Kehidupan masyarakat, dengan segala karakteristik dan kekayaan budayanya, menjadi landasan dan sekaligus acuan bagi kurikulum atau lebih kompleksnya lagi bagi pendidikan.
Dengan pendidikan, kita tidak mengharapkan muncul manusia-manusia yang asing terhadap masyarakat-masyarakatnya, tetapi manusia yang lebih bermutu, mengerti, dan mampu membangun masyarakatnya. Oleh karena itu, tujuan, isi, maupun proses pendidikan harus disesuaikan dengan kondisi, karakteristik, kekayaan, dan perkembangan masyarakat tersebut.
Pengembangan kurikulum, agar dapat berhasil sesuai dengan yang diinginkan, maka diperlukan adanya landasan-landasan pengembangan kurikulum yang akan menjadi pondasi bagi penyusunan sebuah kurikulum.

Didalam mengenal kurikulum kita harus mengetahui terlebih dahulu landasan-landasan kurikulum, diantaranya landasan filosofis, landasan psikologis, landasan sosiologis, dan landasan teknologis. Maka dari itu didalam pembahasan makalah ini kami membahas tentang landasan-landasan kurikulum tersebut. 

2.      Rumusan Masalah
a.       Bagaimanakah definisi  kurikulum berdasarkan penjelasan para ahli?
b.      Bagaimanakah landasan pengembangan kurikulum Pendidikan Agama  Islam ?
c.       Bagaimanakah landasan kurikulum  jika ditinjau dari segi filosofis, psikologis, sosiologis, dan teknologis?

3.      Tujuan Masalah
a.       Untuk mengetahui definisi kurikulum berdasarkan penjelasan para ahli.
b.      Untuk mengetahui manfaat dari mempelajari kurikulum.
d.       Untuk mengetahui lebih lanjut landasan kurikulum ditinjau dari segi  filosofis, psikologis, sosiologis, dan teknologis. 
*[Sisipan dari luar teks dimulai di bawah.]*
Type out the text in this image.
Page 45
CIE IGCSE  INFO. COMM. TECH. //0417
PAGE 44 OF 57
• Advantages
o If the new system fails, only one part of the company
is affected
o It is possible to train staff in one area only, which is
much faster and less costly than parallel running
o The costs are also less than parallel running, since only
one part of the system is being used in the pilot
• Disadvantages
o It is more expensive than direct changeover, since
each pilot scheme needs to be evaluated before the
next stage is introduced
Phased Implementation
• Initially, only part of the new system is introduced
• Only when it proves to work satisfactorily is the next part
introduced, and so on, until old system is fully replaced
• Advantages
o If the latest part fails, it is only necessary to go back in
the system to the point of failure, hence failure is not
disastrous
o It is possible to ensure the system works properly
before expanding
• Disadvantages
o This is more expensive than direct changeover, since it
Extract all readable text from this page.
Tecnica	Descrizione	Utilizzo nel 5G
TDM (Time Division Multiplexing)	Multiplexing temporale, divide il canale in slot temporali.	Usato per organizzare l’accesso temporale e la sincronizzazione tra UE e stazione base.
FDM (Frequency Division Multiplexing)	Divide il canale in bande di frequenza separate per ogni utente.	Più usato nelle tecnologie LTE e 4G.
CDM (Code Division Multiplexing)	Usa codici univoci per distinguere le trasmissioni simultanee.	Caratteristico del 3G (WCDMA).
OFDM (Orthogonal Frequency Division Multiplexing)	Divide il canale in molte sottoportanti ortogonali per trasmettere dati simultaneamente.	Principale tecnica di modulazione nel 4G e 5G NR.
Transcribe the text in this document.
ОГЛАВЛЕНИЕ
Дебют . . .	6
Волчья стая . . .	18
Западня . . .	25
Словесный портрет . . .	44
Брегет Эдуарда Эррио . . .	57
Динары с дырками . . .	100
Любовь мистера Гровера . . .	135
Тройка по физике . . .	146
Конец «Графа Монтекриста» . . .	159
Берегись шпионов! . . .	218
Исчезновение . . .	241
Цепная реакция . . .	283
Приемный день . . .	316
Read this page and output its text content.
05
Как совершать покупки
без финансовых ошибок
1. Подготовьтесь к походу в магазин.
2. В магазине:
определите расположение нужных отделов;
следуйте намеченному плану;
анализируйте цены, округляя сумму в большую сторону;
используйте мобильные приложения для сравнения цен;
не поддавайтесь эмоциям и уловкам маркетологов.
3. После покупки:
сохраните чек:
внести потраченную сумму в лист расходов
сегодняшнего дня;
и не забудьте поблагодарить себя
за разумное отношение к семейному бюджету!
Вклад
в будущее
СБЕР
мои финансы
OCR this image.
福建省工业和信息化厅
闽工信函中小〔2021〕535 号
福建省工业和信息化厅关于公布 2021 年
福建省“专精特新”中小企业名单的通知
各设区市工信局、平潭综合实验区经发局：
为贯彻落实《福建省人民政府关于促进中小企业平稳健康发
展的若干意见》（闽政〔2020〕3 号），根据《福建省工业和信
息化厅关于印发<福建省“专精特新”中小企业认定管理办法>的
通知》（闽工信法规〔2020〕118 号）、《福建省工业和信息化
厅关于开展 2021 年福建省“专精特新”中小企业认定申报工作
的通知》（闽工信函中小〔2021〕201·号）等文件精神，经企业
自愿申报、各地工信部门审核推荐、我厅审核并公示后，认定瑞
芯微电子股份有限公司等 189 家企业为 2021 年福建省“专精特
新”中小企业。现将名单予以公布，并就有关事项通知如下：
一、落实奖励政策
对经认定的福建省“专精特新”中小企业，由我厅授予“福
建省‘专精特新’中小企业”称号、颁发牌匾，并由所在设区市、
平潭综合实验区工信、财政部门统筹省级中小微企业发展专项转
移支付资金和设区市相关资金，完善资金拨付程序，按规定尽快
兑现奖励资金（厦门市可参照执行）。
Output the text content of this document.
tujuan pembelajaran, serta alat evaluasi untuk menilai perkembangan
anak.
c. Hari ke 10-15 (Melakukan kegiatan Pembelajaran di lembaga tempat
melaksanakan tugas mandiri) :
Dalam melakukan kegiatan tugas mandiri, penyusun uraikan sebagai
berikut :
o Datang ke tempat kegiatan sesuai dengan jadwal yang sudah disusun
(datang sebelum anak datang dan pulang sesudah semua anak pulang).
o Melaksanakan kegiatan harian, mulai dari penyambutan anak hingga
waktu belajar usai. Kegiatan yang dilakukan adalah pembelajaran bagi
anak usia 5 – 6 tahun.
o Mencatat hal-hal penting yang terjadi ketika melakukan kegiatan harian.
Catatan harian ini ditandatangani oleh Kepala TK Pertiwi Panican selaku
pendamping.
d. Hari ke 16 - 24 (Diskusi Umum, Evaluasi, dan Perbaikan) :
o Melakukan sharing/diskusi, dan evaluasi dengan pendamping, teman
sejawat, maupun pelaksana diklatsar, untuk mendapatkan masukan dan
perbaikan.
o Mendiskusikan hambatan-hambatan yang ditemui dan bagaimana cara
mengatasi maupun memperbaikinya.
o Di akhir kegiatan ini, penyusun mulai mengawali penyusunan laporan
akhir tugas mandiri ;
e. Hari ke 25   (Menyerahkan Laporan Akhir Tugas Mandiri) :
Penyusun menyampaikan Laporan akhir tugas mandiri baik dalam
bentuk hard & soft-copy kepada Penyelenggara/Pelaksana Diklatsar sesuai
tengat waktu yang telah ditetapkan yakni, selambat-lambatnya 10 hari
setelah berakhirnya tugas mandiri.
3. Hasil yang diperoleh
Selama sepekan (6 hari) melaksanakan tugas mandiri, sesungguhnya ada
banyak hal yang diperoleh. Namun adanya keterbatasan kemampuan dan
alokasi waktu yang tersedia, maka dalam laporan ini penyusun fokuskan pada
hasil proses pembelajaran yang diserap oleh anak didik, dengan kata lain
Menurut Soedijarto, kurikulum adalah segala pengalaman dan kegiatan belajar yang direncanakan dan diorganisir untuk diatasi oleh para siswa atau para mahasiswa untuk mencapai tujuan pendidikan yang telah ditetapkan oleh suatu lembaga pendidikan[1]
Menurut Geane, Topter dan Alicia bahwa pengembangan Kurikulum adalah suatu proses dimana partisipasi pada berbagai tingkatan dalam membuat keputusan tentang tujuan direalisasikan melalui proses belajar mengajar dan apakah tujuan dan alat itu serasi dan efektif[2]
Tiler mendefinisikan kurikulum adalah “All of learning of students which is plannedby and directed by the school to attain its education goal” dapat disimpulkan dan dilaksanakan oleh sekolah untuk mencapai sejumlah tujuan pendidikan[3]
Al-Khauly (1981) menjelaskan bahwa kurikulum sebagai perangkat rencana dan media untuk mengantarkan lembaga pendidikan dalam mewujudkan tujuan pendidikan yang diinginkan.
Definisi yang tercantum dalam UU Sisdiknas Nomor 20/2003 dikembangkan ke arah seperangkat rencana dan pengaturan mengenai tujuan, isi, dan bahan pelajaran serta cara yang digunakan sebagai pedoman penyelenggaraan kegiatan pembelajaran untuk mencapai tujuan pendidikan tertentu.
Oliva (1988), mendefinisikan kurikulum sebagai rencana atau program yang menyangkut semua pengalaman yang dihayati peserta didik di bawah pengarahan sekolah atau perguruan tinggi.
Definisi yang dikemukakan oleh  Kemp, Morrison dan Ross (1994) menekankan pada isi mata pelajaran dan keterampilan-keterampiulan yang termuat dalam suatu program pendidikan.
. Dari beberapa definisi yang dikemukakan oleh para ahli, dapat ditarik benang merah, bahwa di satu pihak ada yang menekankan pada isi pelajaran, dan dilain pihak lebih menekankan pada proses atau pengalaman belajar. Kurikulum yang menekankan pada isi, bertolak dari asumsi bahwa masyarakat bersifat statis. Sedangkan kurikulum yang menekankan pada proses atau pengalaman bertolak dari asumsi bahwa peserta didik sejak dilahirkan memiliki potensi-potensi, baik potensi untuk berpikir, berbuat, memecahkan masalah, maupun untuk belajar dan berkembang sendiri.
Jika ketiga pihak tersebut ditelusuri dari segi landasan filosofisnya, maka konsep pengembangan kurikulum dari pihak pertama penganut aliran perennialisme danessensialiisme. Pihak kedua termasuk dalam progressivisme dan eksistensialisme. Sedangkan pihak ketiga termasuk dalam rekontruksi social (Muhaimin, 2003) [4]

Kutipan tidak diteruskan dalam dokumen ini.